History of the Baku Oil Industry. Part 41

Chapters from the book by Ismail Agakishiyev



After the discovery of oil fields, Baku became a special place, where various economic and political interests of international coalitions, industrial clans and leaders were concentrated and clashed. VK begins publishing chapters from the book by Ismail Agakishiev "History of the Baku Oil Industry and the Second Oil Boom (second half of the 19th century - beginning of the 20thcentury)" The book presents a historical analysis of the emergence and current state of the Azerbaijani oil industry.

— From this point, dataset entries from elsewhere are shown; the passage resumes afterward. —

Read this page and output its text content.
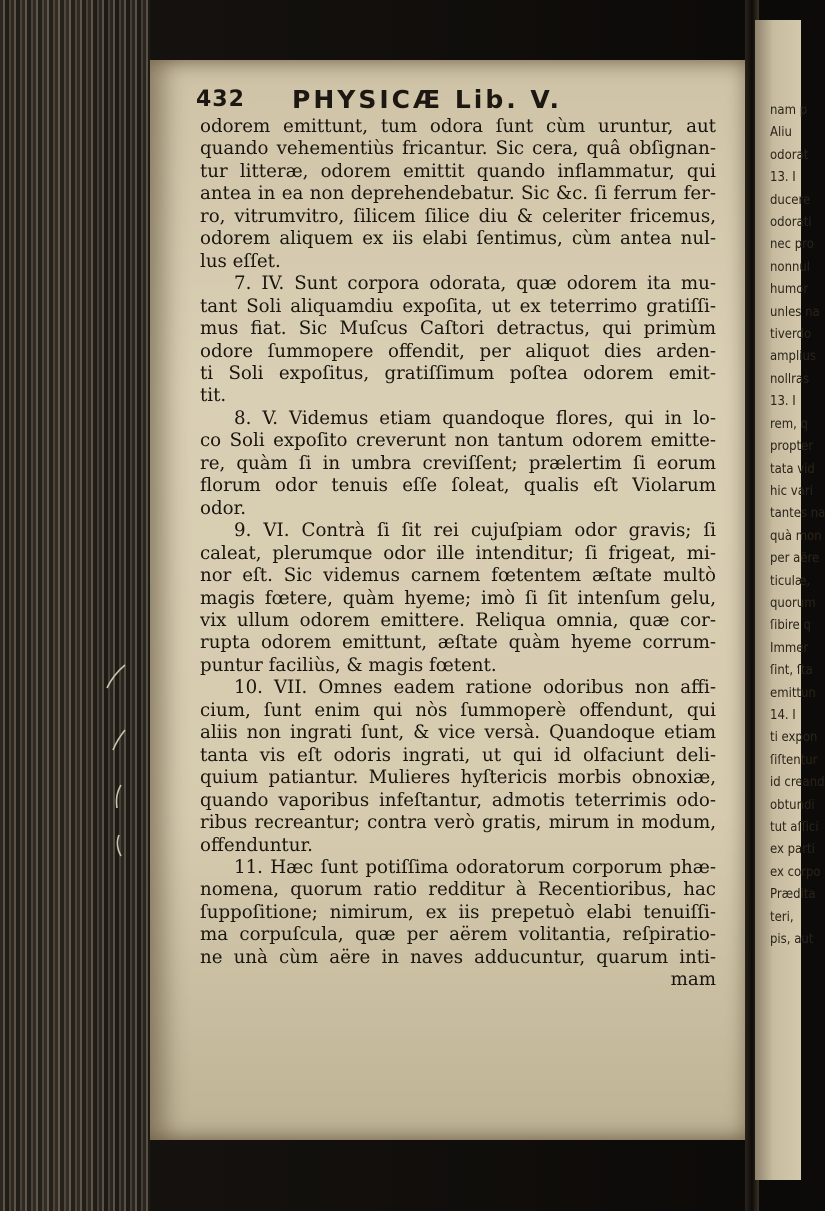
432 PHYSICÆ Lib. V.
odorem emittunt, tum odora ſunt cùm uruntur, aut
quando vehementiùs fricantur. Sic cera, quâ obſignan-
tur litteræ, odorem emittit quando inflammatur, qui
antea in ea non deprehendebatur. Sic &c. ſi ferrum fer-
ro, vitrumvitro, ſilicem ſilice diu & celeriter fricemus,
odorem aliquem ex iis elabi ſentimus, cùm antea nul-
lus eſſet.
7. IV. Sunt corpora odorata, quæ odorem ita mu-
tant Soli aliquamdiu expoſita, ut ex teterrimo gratiſſi-
mus fiat. Sic Muſcus Caſtori detractus, qui primùm
odore ſummopere offendit, per aliquot dies arden-
ti Soli expoſitus, gratiſſimum poſtea odorem emit-
tit.
8. V. Videmus etiam quandoque flores, qui in lo-
co Soli expoſito creverunt non tantum odorem emitte-
re, quàm ſi in umbra creviſſent; prælertim ſi eorum
florum odor tenuis eſſe ſoleat, qualis eſt Violarum
odor.
9. VI. Contrà ſi ſit rei cujuſpiam odor gravis; ſi
caleat, plerumque odor ille intenditur; ſi frigeat, mi-
nor eſt. Sic videmus carnem fœtentem æſtate multò
magis fœtere, quàm hyeme; imò ſi ſit intenſum gelu,
vix ullum odorem emittere. Reliqua omnia, quæ cor-
rupta odorem emittunt, æſtate quàm hyeme corrum-
puntur faciliùs, & magis fœtent.
10. VII. Omnes eadem ratione odoribus non affi-
cium, ſunt enim qui nòs ſummoperè offendunt, qui
aliis non ingrati ſunt, & vice versà. Quandoque etiam
tanta vis eſt odoris ingrati, ut qui id olfaciunt deli-
quium patiantur. Mulieres hyſtericis morbis obnoxiæ,
quando vaporibus infeſtantur, admotis teterrimis odo-
ribus recreantur; contra verò gratis, mirum in modum,
offenduntur.
11. Hæc ſunt potiſſima odoratorum corporum phæ-
nomena, quorum ratio redditur à Recentioribus, hac
ſuppoſitione; nimirum, ex iis prepetuò elabi tenuiſſi-
ma corpuſcula, quæ per aërem volitantia, reſpiratio-
ne unà cùm aëre in naves adducuntur, quarum inti-
mam
nam p
Aliu
odorat
13. I
ducere
odorati
nec pro
nonnul
humor
unles na
tiverdo
amplius
nollras
13. I
rem, q
propter
tata vid
hic vari
tantes na
quà mon
per aëre
ticulæ,
quorum
ſibire q
Immer
ſint, ſta
emittun
14. I
ti expon
ſiſtentur
id creand
obtundi
tut aſſici
ex parti
ex corpo
Prædita
teri,
pis, aut
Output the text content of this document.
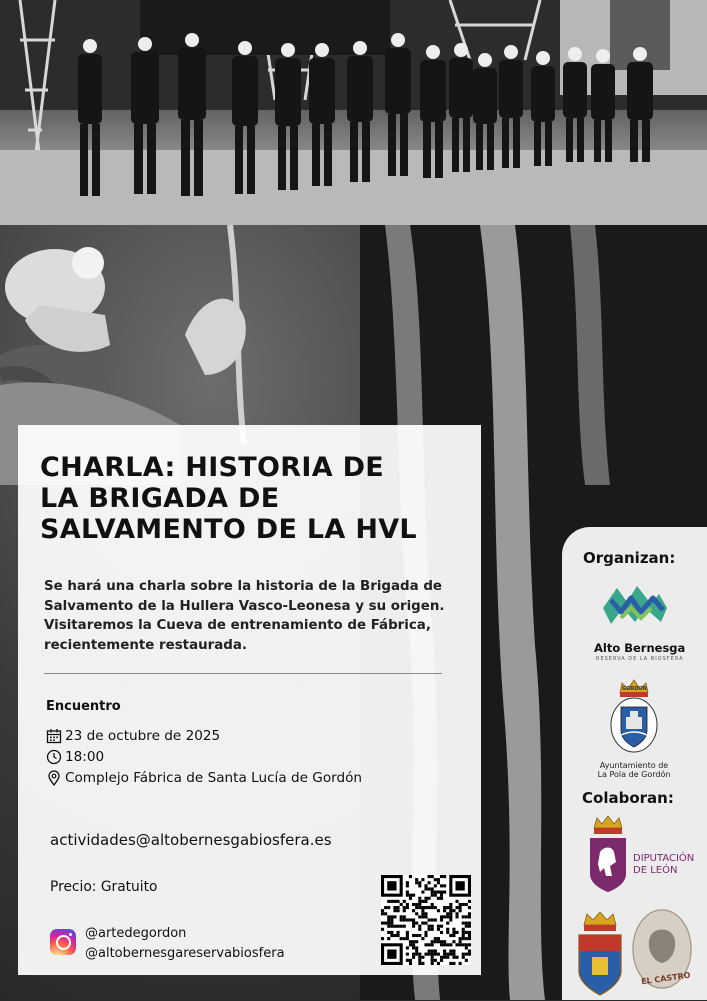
CHARLA: HISTORIA DE
LA BRIGADA DE
SALVAMENTO DE LA HVL

Se hará una charla sobre la historia de la Brigada de
Salvamento de la Hullera Vasco-Leonesa y su origen.
Visitaremos la Cueva de entrenamiento de Fábrica,
recientemente restaurada.

Encuentro
23 de octubre de 2025
18:00
Complejo Fábrica de Santa Lucía de Gordón
actividades@altobernesgabiosfera.es
Precio: Gratuito
@artedegordon
@altobernesgareservabiosfera
Organizan:
Alto Bernesga
RESERVA DE LA BIOSFERA
GORDON
Ayuntamiento de
La Pola de Gordón
Colaboran:
DIPUTACIÓN
DE LEÓN
EL CASTRO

The historical analysis of the situation in Azerbaijani oil and gasindustry in the last years before the dissolution of the USSR allows to make the following conclusions:



1. Azerbaijan had a huge complex Soyuzneftemash (Azneftemash) that united 14 plants producing machines for oil sector, engineering bureau and two research institutes. This complex produced 70% of all the oil machinery in the USSR. The machines were exported to 25 countries. Azenftemash was the main supplied of the equipment for all the oilfields in the USSR.

 

2. Baku had the world known Azerbaijani Oil Institute.  Its graduates were among the elite of oil sector on the level of Azerbaijani republic and the USSR and were the expert core  of the big oil companies in the 1990s.  Nowadays some of them are top-managers of the oil corporations on the post-Soviet space.

 

3. The oil extraction on the Apsheron peninsula, that from the late 19th century was one of the main world oases of black gold, continued throughout the 20th century. However, after the World War II the volume of extraction declined due to the breaks in the technological
cycle and the lack of the necessary equipment. The main reason of this decline is the decrease in the oil resources on the land and the growth of the expenditures to extract it. According to some oil specialists, the old drills are still full for about one third. The insufficient financing was the main hindrance to develop the remaining oil on Apsheron peninsula. This created the need for cooperating with foreign companies that had the necessary technology to extract the remaining oil.

 

4. In 1949 Azerbaijani oil specialists for the first time in the world started extracting oil from the sea bottom.  Special oil highways and the entire town Oil Stones were built in the sea. Later Soviet engineers created floating stations to extract oil. The explorations were particularly intensive in the 1980s-1990s in the Azerbaijani sector of the Caspian sea. In 1970s-1980s  the oilfields Chirag, Azeri and Gyuneshli were discovered, but the USSR had no technology to develop them. Unfortunately, the USSR yielded to the international corporations working on the Northern Sea.  In the last Soviet years the economy of the USSR was in a deep crisis, and the
risky exploration works could not be financed.  There was also no political willingness to do it because of the abundant Siberian reserves of oil and gas. Therefore Azerbaijan faced the objective necessity to cooperate with foreign corporations in the extracting carbohydrates from the bottom of the Caspian Sea. This was neither the expression of separatism nor the anti-Russian move of the independent Azerbaijan. It was then when the leadership of the republics started the negotiations with Amoco, British Petroleum and other foreign companies about the development of the Caspian oil resources. 

 

5. From the mid-1980s, in the situation of the all-country economic and political crisis the lack of financing resulted in the drastic decrease in already low volumes of carbohydrates extraction in Azerbaijan.  The lack of gas was particularly perceivable in the rural areas of the republic that got used to the comfortable level in the Soviet times. In order to meet the demands for gas in Transcaucasia, in 1990 the USSR started purchasing gas in Iran. However, the decline in carbohydrates extraction, dependence on the other suppliers (Iran, Turkmenistan, Russia), the growth of gas prises and the ineffective policy turned the lack of gas into a "Achilles heel" of the Azerbaijani economy.  This meant the problems with heating and electricity, cutting down of forests, emigration and the decline in economic life in some regions of the republic.


6. The integration of the countries from the Caspian regions in the oil and gas sphere started already in the Soviet times.